Pour aller au plus pressé, on pourrait dire que les lieux sont une maison
augmentée d'un dessous, d'un trou. On ne peut qu'y tomber. Parfois, Bloy
dit : citerne ou puits.
Voici un dernier lieu. On le trouve, cette fois, dans le premier tome du
Journal.
"Déménagement noir (voici la couleur) et installation au fond de l'impasse
(voici le trou), dans un pavillon sinistre, épouvantable. Le malheureux d'hier
est venu nous aider. Quelle présence que celle de ce condamné à mort par
lui-même. (voici le presque mort). Puanteur horrible de notre maison. Nous
en sommes à nous demander si ce tabernacle de douleur et de misère (...)
n'est pas maléficié, de toutes manières, par la présence de quelque relique
affreuse... (...) Les larves grouillent et les ténèbres ont l'air d'aboyer. Froid
atroce, toujours. (...) Notre maison n'est pas seulement puante, noire et
glacée, on y reçoit, en outre, des impressions telles qu'on la pourrait croire
visitée. [février-mars 1895].
Ce triptyque peut se replier. Une même représentation y insiste. Les
lieux soustraient à la maison son nom même, le remplacent par une
approximation lexicale où se conjuguent les valeurs les plus imposantes du
négatif : le noir, le froid, la mort. En milieu bloyen, un sujet -un pauvre- doit
et, dans le même temps, ne peut pas habiter une maison. On reconnaît là
l'énoncé retors et bloquant d'une double contrainte, du double bind décrit par
la psychanalyse. Exclu en tant que porteur des marques de la misère, le sujet
bloyen est condamné à entrer dans un lieu d'où il ne peut être qu'exclu. Et
cela, du fait même d'une présence antérieure, formidable. La maison
bloyenne prend vite l'allure d'un obituaire, à cela près que le mort qu'elle
détient, à son corps défendant, n'est pas très catholique. C'est quelqu'un qui
forcément ne sent pas très bon et qui, par-dessus le marché est encore sinon
vivant du moins très actif, très agissant. Ce qui fait défaut au mort, mais c'est
encore une certitude de le dire humain -Bloy, travaillé par l'inquiétude
murmure parfois chose ou relique comme si le cadavre manquait même d'un
corps-. Ce qui, donc, manque au mort, c'est un nom. Mais, plus
profondément, par delà le défaut d'un nom, il manquerait au mort d'avoir été
enregistré, d'être passé par l'opération classique du deuil. Mort en instance
qui reste là et l'on sait avec quelle minutie, mais aussi avec quelle anxiété
Bloy vérifie que ses amis morts et enterrés l'ont été de façon catholique ; et
que tout y soit, la tombe, la dalle et la croix.

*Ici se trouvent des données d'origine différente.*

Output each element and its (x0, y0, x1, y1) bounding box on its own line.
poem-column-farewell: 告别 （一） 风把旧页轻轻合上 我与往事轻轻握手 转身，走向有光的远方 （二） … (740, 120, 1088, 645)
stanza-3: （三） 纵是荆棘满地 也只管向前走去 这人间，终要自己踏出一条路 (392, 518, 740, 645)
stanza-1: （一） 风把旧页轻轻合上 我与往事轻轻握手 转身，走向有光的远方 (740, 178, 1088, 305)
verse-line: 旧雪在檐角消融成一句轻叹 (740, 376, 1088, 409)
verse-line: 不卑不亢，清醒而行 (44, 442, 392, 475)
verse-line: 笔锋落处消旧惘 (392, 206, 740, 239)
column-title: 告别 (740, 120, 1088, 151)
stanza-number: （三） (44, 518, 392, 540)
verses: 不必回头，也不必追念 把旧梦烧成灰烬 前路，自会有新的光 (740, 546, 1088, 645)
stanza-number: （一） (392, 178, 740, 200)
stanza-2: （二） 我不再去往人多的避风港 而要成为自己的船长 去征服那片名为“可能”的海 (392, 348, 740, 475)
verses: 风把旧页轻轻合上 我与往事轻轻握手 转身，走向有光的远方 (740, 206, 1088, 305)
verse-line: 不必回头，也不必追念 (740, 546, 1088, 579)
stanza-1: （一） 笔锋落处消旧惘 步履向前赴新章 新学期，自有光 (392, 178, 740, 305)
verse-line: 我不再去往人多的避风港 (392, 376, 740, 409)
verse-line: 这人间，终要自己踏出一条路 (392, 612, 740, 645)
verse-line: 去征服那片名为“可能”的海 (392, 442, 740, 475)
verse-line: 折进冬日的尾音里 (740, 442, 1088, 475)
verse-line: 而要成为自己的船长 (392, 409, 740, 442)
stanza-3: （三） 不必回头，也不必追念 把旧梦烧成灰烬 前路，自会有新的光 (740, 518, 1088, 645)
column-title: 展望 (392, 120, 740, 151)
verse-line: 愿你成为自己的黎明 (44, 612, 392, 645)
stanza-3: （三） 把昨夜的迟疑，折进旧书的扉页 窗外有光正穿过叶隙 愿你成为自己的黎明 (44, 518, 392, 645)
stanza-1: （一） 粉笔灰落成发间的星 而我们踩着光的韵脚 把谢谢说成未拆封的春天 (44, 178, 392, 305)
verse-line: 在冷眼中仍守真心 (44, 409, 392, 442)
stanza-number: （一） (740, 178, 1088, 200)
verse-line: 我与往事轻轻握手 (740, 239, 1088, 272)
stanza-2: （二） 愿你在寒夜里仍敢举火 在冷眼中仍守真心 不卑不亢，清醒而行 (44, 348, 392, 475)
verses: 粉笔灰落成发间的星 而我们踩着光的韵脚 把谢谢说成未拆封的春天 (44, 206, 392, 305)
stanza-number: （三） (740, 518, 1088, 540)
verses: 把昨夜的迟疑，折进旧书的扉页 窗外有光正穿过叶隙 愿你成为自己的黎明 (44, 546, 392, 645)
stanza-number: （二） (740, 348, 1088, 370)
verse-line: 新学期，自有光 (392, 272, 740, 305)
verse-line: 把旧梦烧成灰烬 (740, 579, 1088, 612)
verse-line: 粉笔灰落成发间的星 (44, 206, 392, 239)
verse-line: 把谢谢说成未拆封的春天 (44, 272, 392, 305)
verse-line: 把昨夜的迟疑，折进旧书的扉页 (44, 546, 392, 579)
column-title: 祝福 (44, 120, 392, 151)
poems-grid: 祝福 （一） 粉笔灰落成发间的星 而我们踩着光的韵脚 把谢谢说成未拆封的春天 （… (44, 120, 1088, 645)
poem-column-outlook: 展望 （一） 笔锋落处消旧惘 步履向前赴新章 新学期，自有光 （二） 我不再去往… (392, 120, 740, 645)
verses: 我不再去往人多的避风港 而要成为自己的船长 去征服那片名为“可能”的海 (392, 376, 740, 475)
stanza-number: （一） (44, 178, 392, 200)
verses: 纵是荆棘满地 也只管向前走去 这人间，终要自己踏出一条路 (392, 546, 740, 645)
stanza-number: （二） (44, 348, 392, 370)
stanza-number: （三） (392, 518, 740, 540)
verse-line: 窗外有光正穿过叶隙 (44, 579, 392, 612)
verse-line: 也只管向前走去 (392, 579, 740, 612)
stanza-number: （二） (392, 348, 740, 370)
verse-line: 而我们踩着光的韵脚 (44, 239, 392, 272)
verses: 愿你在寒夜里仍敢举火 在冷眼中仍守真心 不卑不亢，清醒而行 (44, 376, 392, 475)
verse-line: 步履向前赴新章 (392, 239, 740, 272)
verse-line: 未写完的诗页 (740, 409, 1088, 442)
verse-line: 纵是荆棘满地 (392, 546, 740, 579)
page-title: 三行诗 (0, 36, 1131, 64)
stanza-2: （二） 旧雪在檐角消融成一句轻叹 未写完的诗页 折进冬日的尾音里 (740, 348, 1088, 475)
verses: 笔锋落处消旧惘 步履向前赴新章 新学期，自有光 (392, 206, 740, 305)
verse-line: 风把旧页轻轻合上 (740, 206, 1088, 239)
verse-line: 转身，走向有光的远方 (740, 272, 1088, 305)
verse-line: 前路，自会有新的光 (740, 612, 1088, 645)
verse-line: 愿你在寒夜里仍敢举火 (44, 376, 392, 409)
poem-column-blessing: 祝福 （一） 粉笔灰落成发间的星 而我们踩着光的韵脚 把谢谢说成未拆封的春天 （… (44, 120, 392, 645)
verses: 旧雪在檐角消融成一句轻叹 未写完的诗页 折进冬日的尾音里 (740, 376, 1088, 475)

Sans doute, les croyances religieuses de Bloy lui fournissent-elles des
dispositifs de négociation avec ce qui le hante ; je veux parler de la prière.
Qu'il entende -mais c'est le texte qui entend pour lui- des coups frappés
durant la nuit et le voilà persuadé que c'est à sa porte que l'on frappe, que ce
ne peut être qu'un mort et qu'il lui revient, à lui, Bloy d'apaiser le mort. Le
mort qui est dehors ou qui est dedans.